Recently in a Washington Times radio interview, RNC Chairman Michael Steele was expressing his concerns regarding health care reform. He commented that the GOP’s handling of my sister Terri Schiavo is an example of what he fears, stating, “It is inserting itself into the very fabric of the decisions that you make, have to make every single day. It’ll make the Terri Schiavo case look like a walk in the park.”
I understand the point that Michael Steele was trying to make. He was using Terri as an example of what it would mean if the government was to get involved in the decisions of healthcare. However, not only was it a badly chosen comparison, but as a proclaimed pro-lifer, Mr. Steele should be ardently supportive of the actions taken by Congress—Democrats and Republicans—in their attempt to save Terri’s Life.
Perhaps Mr. Steele has fallen victim, along with so many others, to the same media spin that implies Congress was intruding on a “private” matter, rather than applauding them for stepping in to protect a disabled woman who was in the very process of being dehydrated to death.
The act by Congress granted Terri a federal and civil rights claim to be heard in federal court. In fact, these are the same rights we give to those on death row—who die far less brutal and painful deaths. If Ted Bundy or Scott Peterson had a guaranteed federal court review after their cases have been gone through the state courts, then why shouldn’t an innocent disabled woman like Terri be given that same chance?
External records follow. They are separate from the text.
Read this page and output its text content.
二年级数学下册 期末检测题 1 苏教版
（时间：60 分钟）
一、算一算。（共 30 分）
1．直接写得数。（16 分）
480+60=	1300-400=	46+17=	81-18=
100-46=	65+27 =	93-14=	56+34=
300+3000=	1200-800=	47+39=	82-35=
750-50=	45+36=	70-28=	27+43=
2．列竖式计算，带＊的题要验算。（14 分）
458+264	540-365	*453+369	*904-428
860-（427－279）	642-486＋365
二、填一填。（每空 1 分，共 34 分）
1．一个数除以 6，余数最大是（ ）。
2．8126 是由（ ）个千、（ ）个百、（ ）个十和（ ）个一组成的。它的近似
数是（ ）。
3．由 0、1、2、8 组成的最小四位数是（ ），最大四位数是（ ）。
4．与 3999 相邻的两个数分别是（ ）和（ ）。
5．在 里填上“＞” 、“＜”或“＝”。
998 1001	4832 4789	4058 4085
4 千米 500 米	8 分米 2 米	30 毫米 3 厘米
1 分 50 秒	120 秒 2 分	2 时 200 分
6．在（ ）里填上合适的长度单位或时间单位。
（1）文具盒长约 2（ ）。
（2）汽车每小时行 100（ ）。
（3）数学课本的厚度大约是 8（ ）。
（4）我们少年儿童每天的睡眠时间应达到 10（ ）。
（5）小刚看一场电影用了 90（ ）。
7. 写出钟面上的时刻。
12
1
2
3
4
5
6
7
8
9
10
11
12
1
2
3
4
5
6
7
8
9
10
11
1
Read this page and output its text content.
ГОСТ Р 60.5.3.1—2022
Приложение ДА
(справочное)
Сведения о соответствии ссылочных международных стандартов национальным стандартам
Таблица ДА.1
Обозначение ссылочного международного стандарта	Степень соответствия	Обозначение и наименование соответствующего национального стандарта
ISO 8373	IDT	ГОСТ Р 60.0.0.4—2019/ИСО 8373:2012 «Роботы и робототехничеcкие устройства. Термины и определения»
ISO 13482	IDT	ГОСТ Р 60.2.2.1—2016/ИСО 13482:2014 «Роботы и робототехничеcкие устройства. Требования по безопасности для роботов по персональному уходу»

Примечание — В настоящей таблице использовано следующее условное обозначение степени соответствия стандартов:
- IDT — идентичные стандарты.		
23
That is what I find so ironic about Mr. Steele’s remarks and his concern regarding a government-controlled health care system. What happened to Terri is a perfect example of what he and Republicans are now trying to prevent from happening and what so many health care experts are warning us will happen if President Obama gets his way and establishes a system of health care rationing that would inevitable lead to countless premature deaths.
Much has been written warning us about the dangers of Obamacare, but mostly in terms of what it would mean for the elderly and perhaps the chronically ill. Unfortunately, I have not seen any reports of what will happen to those like Terri—the cognitively disabled. However, from what I am reading and what is being proposed for health care reform, I think it is safe to say that those like Terri don’t stand a chance. Especially, if the proposed Independent Medicare Advisory Council (IMAC) is formed that will put bioethicists in charge of who can and cannot receive treatment.